Jacinto do Prado Coelho - edição anotada - Usa Jacinto do Prado Coelho(417)

Não creio alto na felicidade dos animaes


L. do D.

Não creio alto na felicidade dos animaes, senão quando me appetece fallar nella para moldura de um sentimento que a sua supposição saliente. Para se ser feliz é preciso saber-se que se é feliz. Não ha felicidade em dormir sem sonhos, senão sòmente em se dispertar sabendo que se dormiu sem sonhos. A felicidade está fóra da felicidade.

Não ha felicidade senão com conhecimento. Mas o conhecimento da felicidade é infeliz; porque conhecer-se feliz é conhecer-se passando pela felicidade, e tendo, logo já, que deixal-a atraz. Saber é matar, na felicidade como em tudo. Não saber, porém, é não existir.

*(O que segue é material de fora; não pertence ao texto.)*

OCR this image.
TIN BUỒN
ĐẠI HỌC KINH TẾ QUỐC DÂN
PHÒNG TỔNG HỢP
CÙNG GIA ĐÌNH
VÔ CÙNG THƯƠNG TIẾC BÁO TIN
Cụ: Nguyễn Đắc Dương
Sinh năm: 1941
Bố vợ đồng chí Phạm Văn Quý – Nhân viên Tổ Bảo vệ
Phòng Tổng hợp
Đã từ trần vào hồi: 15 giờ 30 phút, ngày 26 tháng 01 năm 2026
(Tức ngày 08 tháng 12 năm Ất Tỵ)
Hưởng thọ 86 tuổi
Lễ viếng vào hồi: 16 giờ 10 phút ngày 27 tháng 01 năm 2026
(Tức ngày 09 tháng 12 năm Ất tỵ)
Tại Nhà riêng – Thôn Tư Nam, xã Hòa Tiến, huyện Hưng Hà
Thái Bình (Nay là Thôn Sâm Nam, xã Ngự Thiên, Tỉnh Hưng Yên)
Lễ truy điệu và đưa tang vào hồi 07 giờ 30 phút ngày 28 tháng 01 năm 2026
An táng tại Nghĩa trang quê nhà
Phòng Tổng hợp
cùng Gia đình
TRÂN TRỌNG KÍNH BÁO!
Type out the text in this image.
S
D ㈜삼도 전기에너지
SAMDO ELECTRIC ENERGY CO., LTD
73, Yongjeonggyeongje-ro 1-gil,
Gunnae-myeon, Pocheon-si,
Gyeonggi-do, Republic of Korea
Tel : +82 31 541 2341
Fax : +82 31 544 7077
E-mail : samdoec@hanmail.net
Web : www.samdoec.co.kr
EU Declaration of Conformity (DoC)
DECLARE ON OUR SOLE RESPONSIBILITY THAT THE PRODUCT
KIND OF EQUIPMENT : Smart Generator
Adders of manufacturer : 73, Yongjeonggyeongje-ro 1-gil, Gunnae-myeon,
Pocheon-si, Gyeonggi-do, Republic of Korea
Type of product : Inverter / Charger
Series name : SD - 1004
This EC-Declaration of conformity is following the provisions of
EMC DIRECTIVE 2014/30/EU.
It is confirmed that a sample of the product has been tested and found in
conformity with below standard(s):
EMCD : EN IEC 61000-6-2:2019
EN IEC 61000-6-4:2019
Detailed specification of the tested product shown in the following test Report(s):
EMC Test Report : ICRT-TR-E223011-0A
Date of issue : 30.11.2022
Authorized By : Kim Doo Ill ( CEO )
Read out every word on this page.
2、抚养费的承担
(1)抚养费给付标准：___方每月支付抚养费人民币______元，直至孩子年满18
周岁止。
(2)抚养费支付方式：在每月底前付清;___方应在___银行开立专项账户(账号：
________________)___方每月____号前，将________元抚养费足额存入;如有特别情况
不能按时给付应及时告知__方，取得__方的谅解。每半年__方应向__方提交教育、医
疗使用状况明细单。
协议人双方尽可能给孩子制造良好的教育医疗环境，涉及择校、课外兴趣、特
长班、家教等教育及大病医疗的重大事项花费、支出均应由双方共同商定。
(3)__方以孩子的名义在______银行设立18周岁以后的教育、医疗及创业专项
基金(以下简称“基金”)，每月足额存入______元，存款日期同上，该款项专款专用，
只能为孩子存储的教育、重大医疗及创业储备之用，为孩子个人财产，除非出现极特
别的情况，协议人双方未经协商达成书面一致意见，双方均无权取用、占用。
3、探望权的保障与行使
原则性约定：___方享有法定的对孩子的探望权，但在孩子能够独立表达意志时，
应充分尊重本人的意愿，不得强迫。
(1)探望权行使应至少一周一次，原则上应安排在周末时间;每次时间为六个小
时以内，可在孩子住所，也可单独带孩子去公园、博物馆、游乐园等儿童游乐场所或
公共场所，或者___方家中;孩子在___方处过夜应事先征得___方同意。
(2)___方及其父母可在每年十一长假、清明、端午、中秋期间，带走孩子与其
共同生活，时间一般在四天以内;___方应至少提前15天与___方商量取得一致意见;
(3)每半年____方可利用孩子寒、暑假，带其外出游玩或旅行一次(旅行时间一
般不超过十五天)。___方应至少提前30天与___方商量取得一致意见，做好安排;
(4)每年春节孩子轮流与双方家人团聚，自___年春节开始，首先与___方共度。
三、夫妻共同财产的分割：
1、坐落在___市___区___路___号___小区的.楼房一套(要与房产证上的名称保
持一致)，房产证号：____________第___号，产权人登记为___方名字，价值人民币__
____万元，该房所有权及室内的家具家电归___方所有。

Só o absoluto de Hegel conseguiu, em paginas, ser duas coisas ao mesmo tempo. O não-ser e o ser não se fundem e confundem nas sensações e razões da vida: excluem-se, por uma synthese às avessas.

Que fazer? Isolar o momento como uma coisa e ser feliz agora, no momento em que se sente a felicidade, sem pensar senão no que se sente, excluindo o mais, excluindo tudo. Enjaular o pensamento na sensação, (...)

o claro sorriso materno da terra cheia, o splendor fechado das trevas altas, (...)

É esta a minha crença, esta tarde. Amanhã de manhã não será esta, porque amanhã de manhã serei já outro. Que crente serei amanhã? Não o sei, porque era preciso estar já lá para o saber. Nem o Deus eterno em que hoje creio o saberá amanhã nem hoje, porque hoje sou eu e amanhã elle talvez já não tenha nunca existido.